By Marie Fricker
The ice cream truck rang its melodious chimes climbing the asphalt hill into our East Arlington neighborhood. It was July of 1961, and as on any other summer night on Teel Street, squealing swarms of baby boomers were playing Hide n Seek, Kick the Can and Relievio in neighbors’ yards until the street lights came on. But when the first faint bells from Mister Softee whistled in the wind, all kid action came to a grinding halt. Energy had to be conserved for the next part of our nightly ritual – parental begging.
The chorus of “PLEEEZE, Mom… Dad… Nana, can I have a Creamsicle… a Push Pop… a Nutty Buddy?” echoed through open screen doors, followed by the jingling of coins as kids piled down their porch steps to join the growing line in front of the ice cream truck with its flashing neon lights and unending strains of “Pop Goes the Weasel.”
As the picture-perfect days of June led to the glorious, school-free days of July, the summer seemed like it would never end. People walked the sidewalks after doing their supper dishes, chatting with friends and patting dogs, who ran unleashed, chasing cars and cats (there was no such thing as an “indoor cat” in those days, and always a plentiful supply of kittens.)
Even when I was made to go to bed at 8:30, when the sun had barely set, I could hear my parents voices on the front porch beneath my window, talking with passing neighbors or cheering for the Red Sox on their transistor radios. I don’t remember a more peaceful feeling than on those warm summer nights.
We didn’t live by the ocean, so days were spent at chlorine-drenched MDC pools or the town reservoir, but for most of us, the local playgrounds were our summer havens. Each year, park teachers (two college seniors) would teach us how to make potholders, weave gimp, pour molds, play Nok-Hockey, and put on talent shows on the sweltering hardtop of the basketball court. At the end of the season, they would take us on a bus trip to Pleasure Island, an amusement park in Wakefield, and we would sing “99 Bottles of Beer in the Wall” all the way there.
No child’s summer days were scheduled with dance, art, science, or sport camps, as they are today, but a few of the more well-off families sent their kids to overnight camps, which were the envy of the rest of us. Our friends would come back with amazing pictures of themselves fishing, paddling canoes, and singing Kumbaya over a roaring campfire. Of course, my mother tried to convince me that she was saving me from being homesick by not sending me to “some strange camp in the woods” for two weeks.
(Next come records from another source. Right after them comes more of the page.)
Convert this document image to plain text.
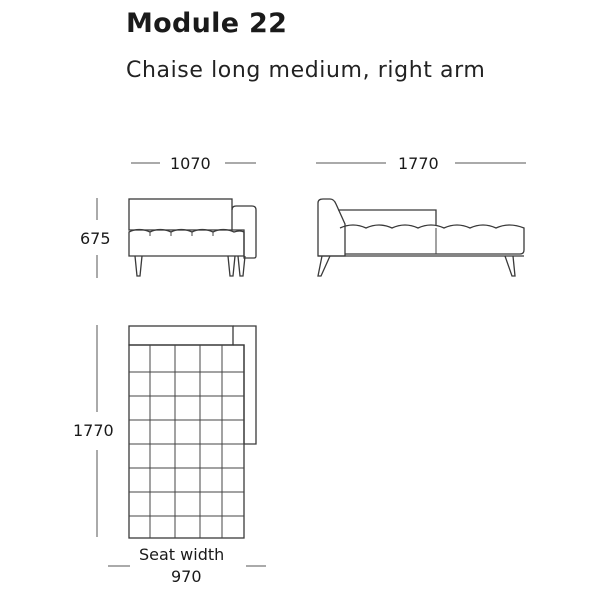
Module 22
Chaise long medium, right arm
1070	1770
675
1770
Seat width
970
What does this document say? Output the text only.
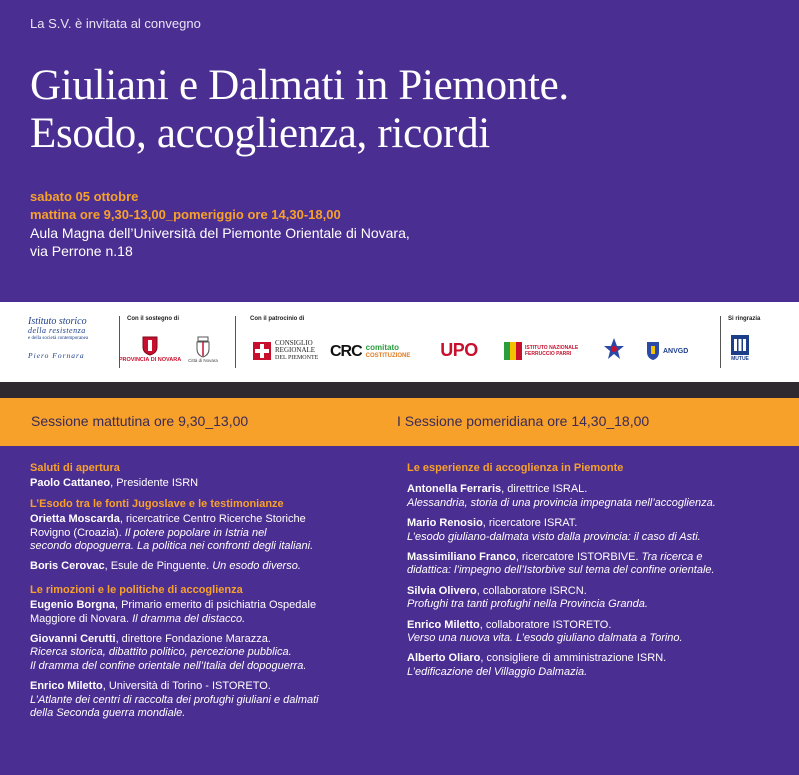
La S.V. è invitata al convegno
Giuliani e Dalmati in Piemonte.
Esodo, accoglienza, ricordi
sabato 05 ottobre
mattina ore 9,30-13,00_pomeriggio ore 14,30-18,00
Aula Magna dell’Università del Piemonte Orientale di Novara,
via Perrone n.18
Istituto storico
della resistenza
e della società contemporanea

Piero Fornara
Con il sostegno di
PROVINCIA DI NOVARA Città di Novara
Con il patrocinio di
CONSIGLIO
REGIONALE
DEL PIEMONTE CRC comitato
COSTITUZIONE UPO	ISTITUTO NAZIONALE
FERRUCCIO PARRI	ANVGD
Si ringrazia
MUTUE
Sessione mattutina ore 9,30_13,00	I Sessione pomeridiana ore 14,30_18,00
Saluti di apertura
Paolo Cattaneo, Presidente ISRN
L’Esodo tra le fonti Jugoslave e le testimonianze
Orietta Moscarda, ricercatrice Centro Ricerche Storiche
Rovigno (Croazia). Il potere popolare in Istria nel
secondo dopoguerra. La politica nei confronti degli italiani.
Boris Cerovac, Esule de Pinguente. Un esodo diverso.
Le rimozioni e le politiche di accoglienza
Eugenio Borgna, Primario emerito di psichiatria Ospedale
Maggiore di Novara. Il dramma del distacco.
Giovanni Cerutti, direttore Fondazione Marazza.
Ricerca storica, dibattito politico, percezione pubblica.
Il dramma del confine orientale nell’Italia del dopoguerra.
Enrico Miletto, Università di Torino - ISTORETO.
L’Atlante dei centri di raccolta dei profughi giuliani e dalmati
della Seconda guerra mondiale.
Le esperienze di accoglienza in Piemonte
Antonella Ferraris, direttrice ISRAL.
Alessandria, storia di una provincia impegnata nell’accoglienza.
Mario Renosio, ricercatore ISRAT.
L’esodo giuliano-dalmata visto dalla provincia: il caso di Asti.
Massimiliano Franco, ricercatore ISTORBIVE. Tra ricerca e
didattica: l’impegno dell’Istorbive sul tema del confine orientale.
Silvia Olivero, collaboratore ISRCN.
Profughi tra tanti profughi nella Provincia Granda.
Enrico Miletto, collaboratore ISTORETO.
Verso una nuova vita. L’esodo giuliano dalmata a Torino.
Alberto Oliaro, consigliere di amministrazione ISRN.
L’edificazione del Villaggio Dalmazia.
But it didn’t matter if we didn’t go away, because there was so much to do in our own backyards all summer long. Most every house on the street had at least five or six kids (mine being the exception with just me and my teenaged sister), so there was never a shortage of playmates. We rode our banana seat bicycles to Maida’s pharmacy and ordered dripping hot fudge sundaes in shiny silver bowls, sipped root beer floats in cold-frosted mugs, and spun ourselves around on red leather stools at the soda fountain counter.
If your family had a car, you went to the drive-in on Friday or Saturday nights, drove through the crunchy gravel to a metal speaker on a post next to your station wagon and watched a double feature like Parent Trap and It’s a Mad, Mad, Mad, Mad World for 25 cents a head. Little kids wore their pajamas and played on the swing set by the snack stand until it got dark enough to run the first movie, and then slept through the second one. You usually left the drive-in smelling like popcorn and bug spray and being carried in the house by a parent.
Every Fourth of July, we watched a firework display from a ballfield in Somerville, loving the light show in the black sky, but dreading the after-booms. Later that month, the carnival came to town, and we watched the world from the top of the Ferris wheel and the dizzying blur of the Merry-Go-Round. We ate cotton candy until pink sticky strands were plastered to our bangs, and, as teenagers, we flirted with the carney men who seemed so mysterious.
As all good things do, our childhood summers always came to an end too soon, and the sounds of crickets chirping in early August signaled the impending arrival of fall. Even today, when I hear the slow chirp of crickets, it makes me feel a little melancholy to think of something wonderful that’s passing.
But this is the joyful July of 2021, and the season has just begun! Life after Covid is resuming its normalcy. We can see our friends and family and line up at the ice cream truck again without six feet between us.
It’s summertime, and the living is easy!